During that time, they also took an internal look at advances in AI. Jeff Dean, Google’s chief scientist who was a major investor in Remedy and is now a major investor in Ambience, led a research group inside Google Brain and invented the transducer architecture. Ng and Buduma say Remedy was one of the first companies to put transformers into production to support its own clinicians. After that, a few friends and housemates started a large group of language models within OpenAI. The friends’ work formed the research foundation that ultimately led to ChatGPT.
“It was very clear that we were at an inflection point where we would have this kind of universal model that would improve exponentially,” says Buduma. “But I think we’re finding that there’s a big gap between these general-purpose models and models that are actually robust enough to be used in hospitals. Mike and I decided that there should be a team specifically focused on fine-tuning these models for healthcare and medicine in 2020.”
The founders started Ambience by building an AI-powered notepad that works on phones and laptops to record doctor and patient visit details in a HIPAA-compliant system that protects patient privacy. They quickly realized that the model needed to be fine-tuned for each area of medicine, and over a multi-year process, they slowly expanded the scope of application for each specialty, one by one.
The founders also realized that it needed to fit into back-office operations such as insurance coding and billing.
“Documentation isn’t just for clinicians, it’s also for the revenue cycle team,” says Buduma. “We had to rewrite all the algorithms to make them coding-aware.
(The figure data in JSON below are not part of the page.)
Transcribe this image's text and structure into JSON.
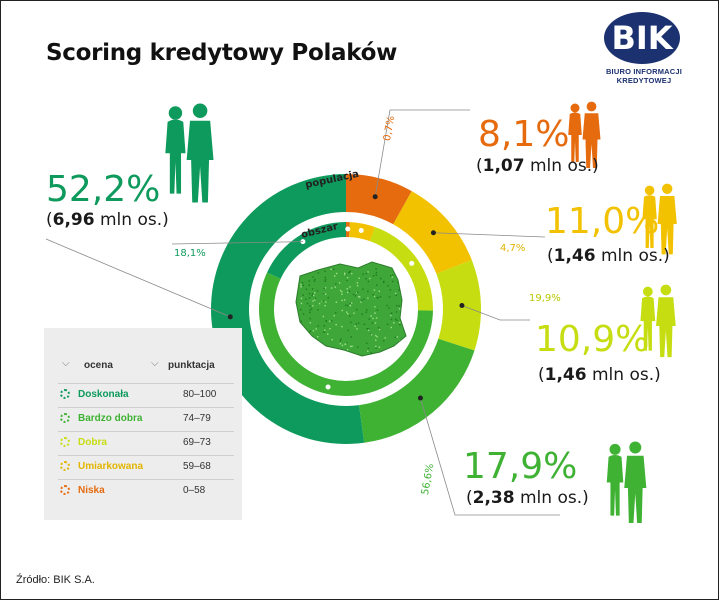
{
  "title": "Scoring kredytowy Polaków",
  "logo": {
    "text": "BIK",
    "subtitle": "BIURO INFORMACJI KREDYTOWEJ"
  },
  "ring_labels": {
    "outer": "populacja",
    "inner": "obszar"
  },
  "groups": [
    {
      "rating": "Doskonała",
      "pct": "52,2%",
      "count_bold": "6,96",
      "count_rest": " mln os.",
      "area_pct": "18,1%",
      "color": "#0e9a5c"
    },
    {
      "rating": "Bardzo dobra",
      "pct": "17,9%",
      "count_bold": "2,38",
      "count_rest": " mln os.",
      "area_pct": "56,6%",
      "color": "#3fb234"
    },
    {
      "rating": "Dobra",
      "pct": "10,9%",
      "count_bold": "1,46",
      "count_rest": " mln os.",
      "area_pct": "19,9%",
      "color": "#c6dd11"
    },
    {
      "rating": "Umiarkowana",
      "pct": "11,0%",
      "count_bold": "1,46",
      "count_rest": " mln os.",
      "area_pct": "4,7%",
      "color": "#f2c200"
    },
    {
      "rating": "Niska",
      "pct": "8,1%",
      "count_bold": "1,07",
      "count_rest": " mln os.",
      "area_pct": "0,7%",
      "color": "#e56b0e"
    }
  ],
  "legend": {
    "col1": "ocena",
    "col2": "punktacja",
    "rows": [
      {
        "name": "Doskonała",
        "score": "80–100",
        "color": "#0e9a5c"
      },
      {
        "name": "Bardzo dobra",
        "score": "74–79",
        "color": "#3fb234"
      },
      {
        "name": "Dobra",
        "score": "69–73",
        "color": "#c6dd11"
      },
      {
        "name": "Umiarkowana",
        "score": "59–68",
        "color": "#e2b500"
      },
      {
        "name": "Niska",
        "score": "0–58",
        "color": "#e56b0e"
      }
    ]
  },
  "source": "Źródło: BIK S.A.",
  "chart_data": {
    "type": "pie",
    "title": "Scoring kredytowy Polaków",
    "categories": [
      "Niska",
      "Umiarkowana",
      "Dobra",
      "Bardzo dobra",
      "Doskonała"
    ],
    "series": [
      {
        "name": "populacja",
        "values": [
          8.1,
          11.0,
          10.9,
          17.9,
          52.2
        ]
      },
      {
        "name": "obszar",
        "values": [
          0.7,
          4.7,
          19.9,
          56.6,
          18.1
        ]
      }
    ],
    "counts_mln": [
      1.07,
      1.46,
      1.46,
      2.38,
      6.96
    ],
    "colors": [
      "#e56b0e",
      "#f2c200",
      "#c6dd11",
      "#3fb234",
      "#0e9a5c"
    ]
  }
}
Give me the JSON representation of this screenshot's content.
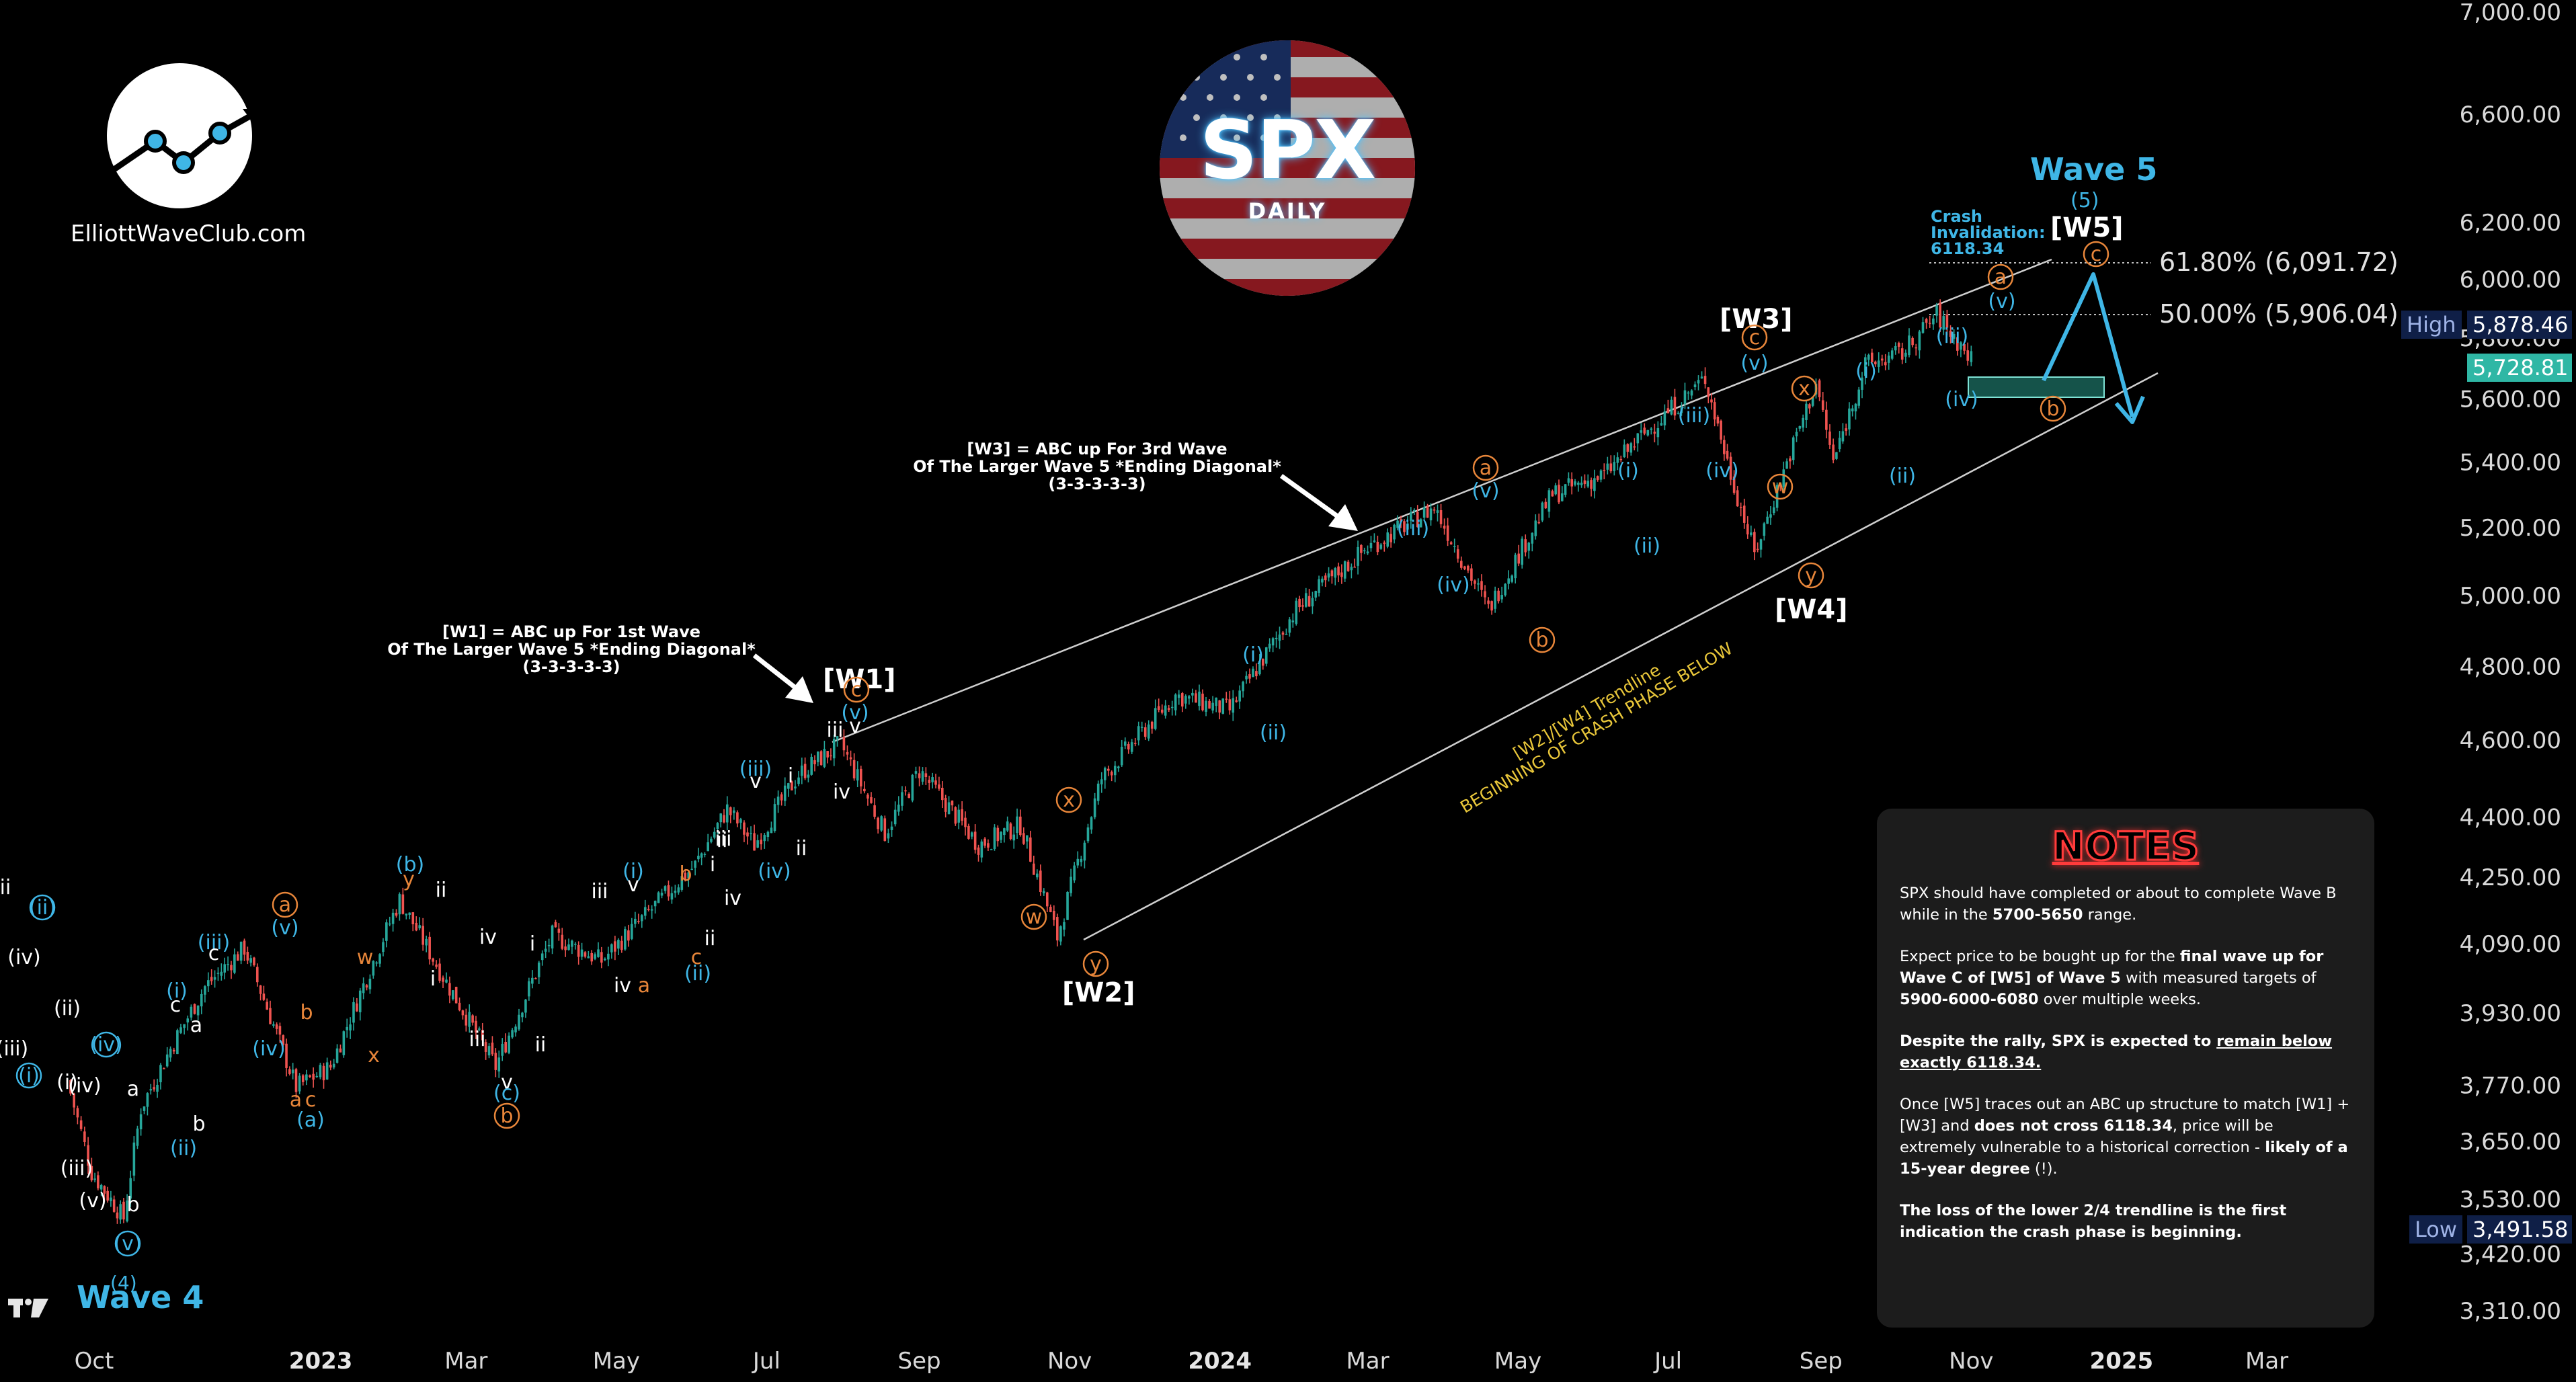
{
  "logo": {
    "site": "ElliottWaveClub.com"
  },
  "badge": {
    "title": "SPX",
    "subtitle": "DAILY"
  },
  "colors": {
    "up": "#26a69a",
    "down": "#ef5350",
    "cyan": "#3fb6e6",
    "orange": "#e8863a",
    "trend": "#cfcfcf",
    "yellow": "#e8c63a",
    "zone": "#2fb7a5"
  },
  "price_axis": {
    "ticks": [
      "7,000.00",
      "6,600.00",
      "6,200.00",
      "6,000.00",
      "5,800.00",
      "5,600.00",
      "5,400.00",
      "5,200.00",
      "5,000.00",
      "4,800.00",
      "4,600.00",
      "4,400.00",
      "4,250.00",
      "4,090.00",
      "3,930.00",
      "3,770.00",
      "3,650.00",
      "3,530.00",
      "3,420.00",
      "3,310.00"
    ],
    "high_label": "High",
    "high_value": "5,878.46",
    "last_value": "5,728.81",
    "low_label": "Low",
    "low_value": "3,491.58"
  },
  "time_axis": {
    "ticks": [
      {
        "label": "Oct",
        "bold": false
      },
      {
        "label": "2023",
        "bold": true
      },
      {
        "label": "Mar",
        "bold": false
      },
      {
        "label": "May",
        "bold": false
      },
      {
        "label": "Jul",
        "bold": false
      },
      {
        "label": "Sep",
        "bold": false
      },
      {
        "label": "Nov",
        "bold": false
      },
      {
        "label": "2024",
        "bold": true
      },
      {
        "label": "Mar",
        "bold": false
      },
      {
        "label": "May",
        "bold": false
      },
      {
        "label": "Jul",
        "bold": false
      },
      {
        "label": "Sep",
        "bold": false
      },
      {
        "label": "Nov",
        "bold": false
      },
      {
        "label": "2025",
        "bold": true
      },
      {
        "label": "Mar",
        "bold": false
      }
    ]
  },
  "fib_levels": [
    {
      "label": "61.80% (6,091.72)",
      "price": 6091.72
    },
    {
      "label": "50.00% (5,906.04)",
      "price": 5906.04
    }
  ],
  "wave_labels": {
    "w1": "[W1]",
    "w2": "[W2]",
    "w3": "[W3]",
    "w4": "[W4]",
    "w5": "[W5]",
    "wave5": "Wave 5",
    "wave5_sub": "(5)",
    "wave4": "Wave 4",
    "wave4_sub": "(4)"
  },
  "annotations": {
    "w1_lines": [
      "[W1] = ABC up For 1st Wave",
      "Of The Larger Wave 5 *Ending Diagonal*",
      "(3-3-3-3-3)"
    ],
    "w3_lines": [
      "[W3] = ABC up For 3rd Wave",
      "Of The Larger Wave 5 *Ending Diagonal*",
      "(3-3-3-3-3)"
    ],
    "crash_lines": [
      "Crash",
      "Invalidation:",
      "6118.34"
    ],
    "trendline_lines": [
      "[W2]/[W4] Trendline",
      "BEGINNING OF CRASH PHASE BELOW"
    ]
  },
  "notes": {
    "title": "NOTES",
    "p1_a": "SPX should have completed or about to complete Wave B while in the ",
    "p1_b": "5700-5650",
    "p1_c": " range.",
    "p2_a": "Expect price to be bought up for the ",
    "p2_b": "final wave up for Wave C of [W5] of Wave 5",
    "p2_c": " with measured targets of ",
    "p2_d": "5900-6000-6080",
    "p2_e": " over multiple weeks.",
    "p3_a": "Despite the rally, SPX",
    "p3_b": " is expected to ",
    "p3_c": "remain below exactly 6118.34.",
    "p4_a": "Once [W5] traces out an ABC up structure to match [W1] + [W3] and ",
    "p4_b": "does not cross 6118.34",
    "p4_c": ", price will be extremely vulnerable to a historical correction - ",
    "p4_d": "likely of a 15-year degree",
    "p4_e": " (!).",
    "p5": "The loss of the lower 2/4 trendline is the first indication the crash phase is beginning."
  },
  "chart_data": {
    "type": "candlestick",
    "title": "SPX DAILY",
    "xlabel": "",
    "ylabel": "",
    "yscale": "log",
    "ylim": [
      3250,
      7150
    ],
    "x_range": [
      "2022-09-20",
      "2025-03-31"
    ],
    "high": 5878.46,
    "low": 3491.58,
    "last": 5728.81,
    "swing_path": [
      [
        "2022-09-20",
        3780
      ],
      [
        "2022-09-30",
        3585
      ],
      [
        "2022-10-13",
        3491.58
      ],
      [
        "2022-10-20",
        3720
      ],
      [
        "2022-11-01",
        3850
      ],
      [
        "2022-11-15",
        3990
      ],
      [
        "2022-12-01",
        4080
      ],
      [
        "2022-12-22",
        3765
      ],
      [
        "2023-01-05",
        3810
      ],
      [
        "2023-02-02",
        4195
      ],
      [
        "2023-02-21",
        4000
      ],
      [
        "2023-03-13",
        3810
      ],
      [
        "2023-04-05",
        4110
      ],
      [
        "2023-04-25",
        4050
      ],
      [
        "2023-05-10",
        4140
      ],
      [
        "2023-06-02",
        4280
      ],
      [
        "2023-06-15",
        4420
      ],
      [
        "2023-06-26",
        4330
      ],
      [
        "2023-07-14",
        4510
      ],
      [
        "2023-07-31",
        4590
      ],
      [
        "2023-08-18",
        4360
      ],
      [
        "2023-09-01",
        4520
      ],
      [
        "2023-09-25",
        4330
      ],
      [
        "2023-10-12",
        4380
      ],
      [
        "2023-10-27",
        4105
      ],
      [
        "2023-11-14",
        4500
      ],
      [
        "2023-12-14",
        4720
      ],
      [
        "2024-01-05",
        4680
      ],
      [
        "2024-02-01",
        4960
      ],
      [
        "2024-03-01",
        5140
      ],
      [
        "2024-03-28",
        5260
      ],
      [
        "2024-04-19",
        4960
      ],
      [
        "2024-05-15",
        5300
      ],
      [
        "2024-06-05",
        5360
      ],
      [
        "2024-06-20",
        5480
      ],
      [
        "2024-07-16",
        5667
      ],
      [
        "2024-07-25",
        5400
      ],
      [
        "2024-08-05",
        5120
      ],
      [
        "2024-08-30",
        5650
      ],
      [
        "2024-09-06",
        5400
      ],
      [
        "2024-09-19",
        5710
      ],
      [
        "2024-10-04",
        5750
      ],
      [
        "2024-10-18",
        5878.46
      ],
      [
        "2024-11-01",
        5728.81
      ]
    ],
    "projection": [
      [
        "2024-11-01",
        5728.81
      ],
      [
        "2024-11-05",
        5705
      ],
      [
        "2024-12-05",
        6080
      ],
      [
        "2024-12-31",
        5540
      ]
    ],
    "target_zone": {
      "from": 5650,
      "to": 5700,
      "x0": "2024-10-10",
      "x1": "2024-11-28"
    },
    "trendlines": [
      {
        "name": "upper",
        "x0": "2023-07-31",
        "y0": 4590,
        "x1": "2024-12-10",
        "y1": 6000
      },
      {
        "name": "lower",
        "x0": "2023-10-27",
        "y0": 4105,
        "x1": "2024-12-10",
        "y1": 5620
      }
    ],
    "fib_levels": [
      {
        "ratio": "61.80%",
        "price": 6091.72
      },
      {
        "ratio": "50.00%",
        "price": 5906.04
      }
    ]
  }
}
There are literally tens of thousands of coding rules that change every year and vary depending on specialty and type of contract.”
From there, the founders built a model that allowed clinicians to make referrals and send comprehensive visit summaries to patients.
“Before Ambience, in most practice settings, whatever patients and families wrote down when they left the clinic was what they remembered from the visit,” says Buduma. “This is one of our doctors’ favorite features because they strive to create the best experience for their patients and their families. By the time the patient is in the parking lot, they already have a very robust, high-quality summary in your portal of what you talked about and all of the shared decisions related to their visit.”
Democratization of Healthcare
The founders believe that improving physician productivity will help the health care system manage chronic physician shortages, which are expected to increase in the coming years.
“Accessibility is still a huge issue in healthcare,” says Ng. “Rural Americans have a 40% higher risk of preventable hospitalizations, half of which are due to lack of access to specialty care.”
Ambience is already helping health systems manage razor-thin margins by streamlining administrative tasks, so its founders have a long-term vision to help increase access to the best clinical information across the country.
“There is a really exciting opportunity to further democratize the expertise of some of the leading academic medical centers across the country,” Ng said. “Currently, there are not enough professionals in the United States to serve our rural population. “We hope this layer of AI infrastructure will help expand the knowledge of the country’s leading experts, especially as these models become more clinically intelligent.”